Friday 31 May 2013

Hip Hop History: Cheap Headphones


I went to a school a long way from home, and I spent well over an hour on a bus every school day.  I read a lot, but of course, I listened to music as much of the time, maybe more.

My headphones never worked, they were always the cheap kind that came free with a cheap walkman.  One time the bus driver pulled over and turned round to ask who had their music up so loud.  Obviously, I didn’t hear him.  Someone tapped me on the shoulder and pointed towards the front of the bus.
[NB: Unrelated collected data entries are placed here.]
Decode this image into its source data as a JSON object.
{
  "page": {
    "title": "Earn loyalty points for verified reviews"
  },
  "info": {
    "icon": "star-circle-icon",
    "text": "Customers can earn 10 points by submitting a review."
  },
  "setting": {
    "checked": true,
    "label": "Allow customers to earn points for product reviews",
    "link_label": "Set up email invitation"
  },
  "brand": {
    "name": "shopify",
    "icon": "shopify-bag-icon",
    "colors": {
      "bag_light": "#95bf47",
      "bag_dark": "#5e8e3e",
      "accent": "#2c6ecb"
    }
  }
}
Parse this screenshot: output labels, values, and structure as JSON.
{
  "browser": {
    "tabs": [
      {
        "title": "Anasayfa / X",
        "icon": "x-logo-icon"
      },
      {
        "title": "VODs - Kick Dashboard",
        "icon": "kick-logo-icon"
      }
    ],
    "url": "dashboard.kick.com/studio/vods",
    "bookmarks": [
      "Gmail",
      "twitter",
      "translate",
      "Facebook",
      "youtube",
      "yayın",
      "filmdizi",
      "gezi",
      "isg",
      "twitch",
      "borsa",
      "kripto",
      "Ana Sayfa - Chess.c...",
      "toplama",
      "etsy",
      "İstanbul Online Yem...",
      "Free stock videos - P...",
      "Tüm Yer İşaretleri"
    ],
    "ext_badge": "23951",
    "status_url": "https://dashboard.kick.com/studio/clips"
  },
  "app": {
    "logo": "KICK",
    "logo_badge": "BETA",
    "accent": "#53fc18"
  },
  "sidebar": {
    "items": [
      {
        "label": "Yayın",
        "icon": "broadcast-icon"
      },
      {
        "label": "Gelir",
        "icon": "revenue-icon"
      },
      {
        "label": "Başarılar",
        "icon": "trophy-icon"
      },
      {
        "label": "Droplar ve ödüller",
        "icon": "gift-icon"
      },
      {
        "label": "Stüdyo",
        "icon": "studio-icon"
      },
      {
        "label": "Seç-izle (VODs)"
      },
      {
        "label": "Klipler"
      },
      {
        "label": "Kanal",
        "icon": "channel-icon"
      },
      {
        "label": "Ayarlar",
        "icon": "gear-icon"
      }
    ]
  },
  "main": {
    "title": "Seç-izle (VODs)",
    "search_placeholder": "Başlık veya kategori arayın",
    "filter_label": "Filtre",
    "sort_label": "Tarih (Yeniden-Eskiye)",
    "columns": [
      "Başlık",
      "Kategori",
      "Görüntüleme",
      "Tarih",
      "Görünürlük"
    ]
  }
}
It was me.  I was listening to The Smiths.  Not just the band The Smiths, but their debut album, which was also called The Smiths (I resisted the urge to use the word “eponymous” there, did you notice?  It wasn’t easy.)  The album is quite tinny and on cheap heaphones you can barely hear the bass.  From the outside of someone else’s cheap headphones, all you can hear is the treble, ie, the cymbals.  I tested it out when I got off the bus, and to be fair, it was very loud and obnoxiously treble-heavy.  Lots of bleed, is the technical term, I think.

Whenever I get new headphones I always try them out by connecting them to all the devices I use them with and turning the volume way up.  I try this with different kinds of music, then just voices, then some kind of TV or film that will have both.
When I make music now, I hate to pan sounds (for the uninitiated, that’s when the sound in question is all through one side) because anyone listening on the kind of shitey head/earphones I’ve always had won’t hear it properly.  The Beatles were particularly bad for this, not that I listened to them much as a youth.

When I was about 17, though, I had a working pair of shitey earphones and me and a friend tried to sing the parts to Simon & Garfunkels’s first album, Wednesday Morning 3AM, which we could work out because it was panned, with Simon in one ear and Garfunkel in the other.  It’s (partly) how I learned about harmony.
It was fascinating.  (Paul Simon’s singing on the album is remarkable.  It’s mostly monotone, everything he does supports Art Garfunkel’s high melody.)

It all seems reminiscent of the origins of Hip Hop, and perhaps explains why I’m so moved by this history.  For a really good explanation, see any of KRS One’s lectures on the subject.  There are plenty on youtube.  My favourite is this one.

Equally, I never had good stereo speakers, just a series of inherited low-quality midi systems.  I was delighted when I got my own first stereo, one that was just mine, even though I only had a few tapes to play on it.  I was never one for collecting records, as much as I loved music, I obsessively listened to the few I had.  I relied heavily on my older brother’s collection.  (All this is discussed in greater detail here, and with a visual presentation here.)

I still have cheap headphones now.  Just last week a surprisingly low-priced pair of Sennheiser cans suddenly went in one ear.  (I got plenty of use out of them, mind.)
About three years ago, I broke three pairs of the Sony monitor kind within a month or so.  (Two I stood on, the other I can’t remember.)

The Flaming Lips’ album Zaireeka was released as four different CDs , intended to be played simultaneously.  I’ve got a kind of grudging respect for that perverse experimenting, but I’ll probably never do anything like that….
When I made my first album, I was always testing it out on my own cheap headphones to make sure the mix worked.  It was great to hear it on the monitors at the studio, or my flatmate’s massive speakers, but I knew what was really important: how does it sound on a five quid pair of earphones?
I always wonder how those who can’t afford good headphones or speakers will hear it.
(This would now be considered a good move commercially, but at the time, this never occurred to me.  I hadn’t really thought about the fact that people listen to music more and more on personal devices, or computers because of the ease of downloading.  I’d always preferred to listen to music on my own, because it was deeply personal and too important to risk other people’s inane chatter over the best bits.)

So, I still buy cheap(ish) headphones, even though I have a professional interest in having good ones, and I do understand that you get what you pay for.

I partly buy cheap(ish) headphones to remember my youth. 
Partly because I want to remember what it’s like to listen to music that is very important on shitey equipment that doesn’t do it justice, and still love it.
Partly because I’ve broken a few by standing on them. 
Partly because I don’t have a lot of money to spend on headphones, or anything else.

And partly because the pioneers of Hip Hop discovered something from nothing, and I want to be like them.